Her first topless appearance was Oct. 10 at a Humboldt County site near McKinleyville. Hearing her chant, "see how the legs of any woman are the pillars of a temple, growing up like redwoods from their roots below  ground," one man hid in the bushes out of embarrassment while another  talked to her about her cause.

 Another day she strolled onto a site near Westport in Mendocino County,  again half-naked with flowers in her hair, and found two men operating  heavy equipment.

 "One man leaped off his loader, yelling Bible verses. He turned on  Christian radio," she said.

 She chanted, "Northern California is a country under siege ... we're  losing old-growth trees, the forests are being gobbled up by the  corporation's greed."

 La Tigresa, who declined to reveal her age, was born Donna Sue Scissors  in St. Louis. She's lived most of her life in California, and now makes  her home around Mendocino and Westport. She uses her former husband's surname.

 Last year, La Tigresa, a writer and an environmental activist for  several years, wrote a screenplay and a short story portraying the  goddess, Gaea, the Earth Mother, walking on the Earth as a woman.

 "Gaea has followers," she explained. "I saw them as Earth First,  Birkenstock girls from Humboldt State University. They stopped the  bulldozers by being naked and crying and praying. They sing songs to the men. In the face of that, the men cannot continue to destroy the Earth."

 It's her story that she's now putting into practice.

 One-woman show

 In the summer, she performed a one-woman show, "Who Says A Stripper  Can't Save the World?" at Active-fest, an environmental festival in the  small Mendocino County town of Boonville. She billed herself as an  "eco-tantric rap artist."

 On Sept. 10, she performed at the Caspar Inn in the village of Caspar between Mendocino and Fort Bragg. "No, I was not naked. I had fishnet  stockings and a bustier. I was covered with a plastic garbage bag," she said.

 La Tigresa said that she -- like Julia "Butterfly" Hill, who used the  fragile butterfly image, "the feminine strength of the power of her  vulnerability" during a two-year tree sit to protest the clear-cutting  of old-growth forest -- projects fragility. "But I'm also a tigress,"  she added.
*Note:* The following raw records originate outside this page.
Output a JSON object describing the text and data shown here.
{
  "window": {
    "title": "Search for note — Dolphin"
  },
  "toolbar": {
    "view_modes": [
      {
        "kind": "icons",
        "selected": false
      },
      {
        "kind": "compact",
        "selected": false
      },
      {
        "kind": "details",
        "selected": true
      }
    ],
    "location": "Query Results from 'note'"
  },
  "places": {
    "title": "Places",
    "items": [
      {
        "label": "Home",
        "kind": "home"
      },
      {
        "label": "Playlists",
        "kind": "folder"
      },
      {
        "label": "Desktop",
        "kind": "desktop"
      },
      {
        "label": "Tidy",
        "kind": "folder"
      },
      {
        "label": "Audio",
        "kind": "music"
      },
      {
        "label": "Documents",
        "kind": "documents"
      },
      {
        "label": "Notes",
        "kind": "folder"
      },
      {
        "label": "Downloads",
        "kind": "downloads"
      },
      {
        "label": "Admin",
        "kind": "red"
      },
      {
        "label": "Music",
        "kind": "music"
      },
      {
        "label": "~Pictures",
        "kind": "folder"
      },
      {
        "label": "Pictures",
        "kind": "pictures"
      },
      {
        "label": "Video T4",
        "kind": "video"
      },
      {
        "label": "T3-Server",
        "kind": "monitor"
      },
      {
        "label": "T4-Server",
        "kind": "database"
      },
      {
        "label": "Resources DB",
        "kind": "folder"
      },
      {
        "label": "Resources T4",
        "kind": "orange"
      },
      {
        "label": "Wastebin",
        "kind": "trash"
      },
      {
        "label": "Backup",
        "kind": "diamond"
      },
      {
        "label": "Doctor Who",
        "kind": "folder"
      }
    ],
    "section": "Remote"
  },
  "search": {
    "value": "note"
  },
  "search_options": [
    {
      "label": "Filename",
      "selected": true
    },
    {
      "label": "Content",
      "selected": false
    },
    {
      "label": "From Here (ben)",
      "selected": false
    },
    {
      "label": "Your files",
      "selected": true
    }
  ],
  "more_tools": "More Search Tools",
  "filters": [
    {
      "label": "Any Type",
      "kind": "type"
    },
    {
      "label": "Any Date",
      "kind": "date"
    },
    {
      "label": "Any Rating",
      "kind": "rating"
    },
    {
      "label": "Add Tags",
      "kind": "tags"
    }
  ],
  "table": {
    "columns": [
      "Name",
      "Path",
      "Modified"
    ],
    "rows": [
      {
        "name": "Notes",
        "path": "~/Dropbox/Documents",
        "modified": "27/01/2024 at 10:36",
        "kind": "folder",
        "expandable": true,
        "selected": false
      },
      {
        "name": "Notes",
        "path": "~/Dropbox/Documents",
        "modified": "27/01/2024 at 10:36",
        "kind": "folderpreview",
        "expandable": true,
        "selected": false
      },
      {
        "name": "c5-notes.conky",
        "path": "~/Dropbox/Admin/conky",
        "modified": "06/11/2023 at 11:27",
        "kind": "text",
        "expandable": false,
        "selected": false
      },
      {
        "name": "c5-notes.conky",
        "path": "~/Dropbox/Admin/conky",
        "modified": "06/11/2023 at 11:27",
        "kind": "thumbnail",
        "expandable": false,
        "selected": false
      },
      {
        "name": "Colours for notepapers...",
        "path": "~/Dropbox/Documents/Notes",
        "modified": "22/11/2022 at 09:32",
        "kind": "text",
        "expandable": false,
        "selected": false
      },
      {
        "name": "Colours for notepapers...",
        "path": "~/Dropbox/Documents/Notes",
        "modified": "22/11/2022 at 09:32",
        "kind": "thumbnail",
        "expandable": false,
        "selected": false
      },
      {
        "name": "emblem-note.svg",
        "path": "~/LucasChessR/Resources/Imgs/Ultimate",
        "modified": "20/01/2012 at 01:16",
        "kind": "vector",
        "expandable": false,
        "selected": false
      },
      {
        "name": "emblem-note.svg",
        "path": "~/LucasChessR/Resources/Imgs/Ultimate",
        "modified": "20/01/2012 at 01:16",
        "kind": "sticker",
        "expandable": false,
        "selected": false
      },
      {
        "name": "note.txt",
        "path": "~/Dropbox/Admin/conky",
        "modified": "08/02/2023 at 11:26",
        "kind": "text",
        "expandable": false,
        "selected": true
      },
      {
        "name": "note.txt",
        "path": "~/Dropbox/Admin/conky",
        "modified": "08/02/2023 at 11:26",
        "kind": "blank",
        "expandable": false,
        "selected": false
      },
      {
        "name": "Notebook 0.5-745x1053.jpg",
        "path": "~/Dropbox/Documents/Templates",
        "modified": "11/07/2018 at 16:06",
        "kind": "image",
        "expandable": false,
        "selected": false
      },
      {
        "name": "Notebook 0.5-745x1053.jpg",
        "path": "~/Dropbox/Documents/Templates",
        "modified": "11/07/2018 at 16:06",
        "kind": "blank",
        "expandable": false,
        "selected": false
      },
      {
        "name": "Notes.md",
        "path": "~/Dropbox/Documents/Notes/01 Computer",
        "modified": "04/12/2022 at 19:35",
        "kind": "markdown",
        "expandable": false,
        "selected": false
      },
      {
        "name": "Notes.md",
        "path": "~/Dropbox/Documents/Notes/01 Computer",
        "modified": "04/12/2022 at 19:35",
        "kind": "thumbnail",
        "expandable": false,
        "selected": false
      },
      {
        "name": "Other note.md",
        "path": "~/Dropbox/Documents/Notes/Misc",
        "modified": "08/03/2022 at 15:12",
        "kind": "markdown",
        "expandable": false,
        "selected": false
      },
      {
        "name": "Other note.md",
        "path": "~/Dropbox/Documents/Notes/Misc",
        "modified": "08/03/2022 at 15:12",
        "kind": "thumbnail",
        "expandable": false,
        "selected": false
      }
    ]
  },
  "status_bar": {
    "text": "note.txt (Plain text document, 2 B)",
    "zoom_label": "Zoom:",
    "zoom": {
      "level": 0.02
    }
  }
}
 Paul Mason, a spokesman for the Environmental Protection Information  Center in Garberville, said he hasn't met La Tigresa yet. But he's heard  her on the radio.

 "Her poetry is pretty intense. I think it's a good way to think about  some of those connections between the way we as a society treat the  Earth and the way we treat women," Mason said.

 EPIC and other environmental groups are awaiting court decisions over  lawsuits filed against Pacific Lumber Co. and California Department of  Forestry alleging that logging at various sites in Mendocino and  Humboldt counties would harm endangered species and streams.

 Art Harwood, president of Harwood Products, a family-owned sawmill in  Branscomb, Mendocino County, had to laugh over the idea of women baring  their breasts at logging jobs. He's heard there's more than one.

 "I'm sure the men will stop working. But I don't know what they'll  think," Harwood said. "On the one hand, the women are obviously getting  lots of publicity. But on the other hand, I'm not sure how seriously  anyone is going to take them.

 "It actually is kind of fun. If it lightens things up a bit, there's  nothing wrong with that."

 When there are naked women in the North Coast forests, "I'm sure all the  tensions go away, and that's part of the deal," Harwood added. "If the  loggers could get past the fact that they have a half-naked woman there,  they'll probably engage in a meaningful dialogue. But she's going to  have to get dressed first."